The upcoming Mezosfera (mezosfera.org) issue examines the shifting paradigms of regional art history writing, globally. “Which Past the Present Stands On?” studies how, for what reasons, and with what ramifications the histories of art are rewritten, again and again, along various concepts and from different perspectives (socialist, national, decolonial, global, gender, queer, etc.)? How is ideology able to shape the canon of art and art history writing; how do these diminish, live on; and how can they be bypassed? Concurrently, the issue also aims to study the phenomenon of art history’s shifting paradigm not just in time, but also in space, in conjunction with the different (geo)political notions of “regions” that are considered outside of the Western modernist canon: “Eastern Europe,” “Balkans,” “Middle East,” “Levant,” “Arab World,” “South Asia,” “South East Asia,” “Sub-Saharan Africa,” “East Africa,” “Latin America,” “Southern Cone,” etc. How are the shifting notions of art history and art history writing intertwined with regionalism and/or the ideology of regionalism? What constitutes a region for art history writing? The Mezosfera issue also probes if regionalism and accentuating local specificities bears relevance in current times, and if it is possible to counter—not in mission statements but in practice—exoticizing-othering perspectives when discussing “regions” of the world.
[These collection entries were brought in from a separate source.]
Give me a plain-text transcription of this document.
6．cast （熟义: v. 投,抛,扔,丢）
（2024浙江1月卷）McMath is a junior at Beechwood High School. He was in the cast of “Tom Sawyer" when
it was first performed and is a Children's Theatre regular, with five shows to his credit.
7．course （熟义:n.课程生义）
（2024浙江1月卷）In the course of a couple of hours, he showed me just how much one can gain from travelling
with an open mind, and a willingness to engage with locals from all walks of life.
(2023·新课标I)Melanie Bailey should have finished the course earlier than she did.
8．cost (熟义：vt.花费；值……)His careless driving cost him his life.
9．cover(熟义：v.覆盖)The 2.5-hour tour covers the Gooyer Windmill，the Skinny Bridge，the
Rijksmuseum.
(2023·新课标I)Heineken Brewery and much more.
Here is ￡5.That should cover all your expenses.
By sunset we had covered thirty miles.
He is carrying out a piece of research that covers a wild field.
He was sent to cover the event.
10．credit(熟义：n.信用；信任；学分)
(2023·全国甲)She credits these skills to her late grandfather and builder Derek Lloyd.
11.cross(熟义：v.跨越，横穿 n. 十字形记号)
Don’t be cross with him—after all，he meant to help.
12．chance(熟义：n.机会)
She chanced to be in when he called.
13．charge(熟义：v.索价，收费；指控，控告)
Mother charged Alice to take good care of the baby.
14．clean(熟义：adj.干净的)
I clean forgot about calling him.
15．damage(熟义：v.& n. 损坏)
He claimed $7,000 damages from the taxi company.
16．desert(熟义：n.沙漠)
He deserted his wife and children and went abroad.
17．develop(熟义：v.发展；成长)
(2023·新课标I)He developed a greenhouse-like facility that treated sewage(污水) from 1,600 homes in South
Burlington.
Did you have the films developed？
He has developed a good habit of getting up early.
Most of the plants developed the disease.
Without professing to propose a “new” art history writing, the issue endeavors to look at the various paradigms of regional art history writing, the altering notions of what is considered to be “art” or “region,” from a historical perspective, to see also what still bears relevance (if any) from past practices, and what speculations can be surmised on these bases. The issue invites authors to address these topics through the field of art history, artistic practice, and curating.

Contributors of the issue: Edit András, Ivana Bago with contributing editor: Jelena Vesić, Mayookh Barua, Ada Hajdu, Shuruq Harb, Vera Mey

Edited by Dóra Hegyi and Eszter Szakács

The issue and the event is realized with the support of the Foundation for Arts Initiatives.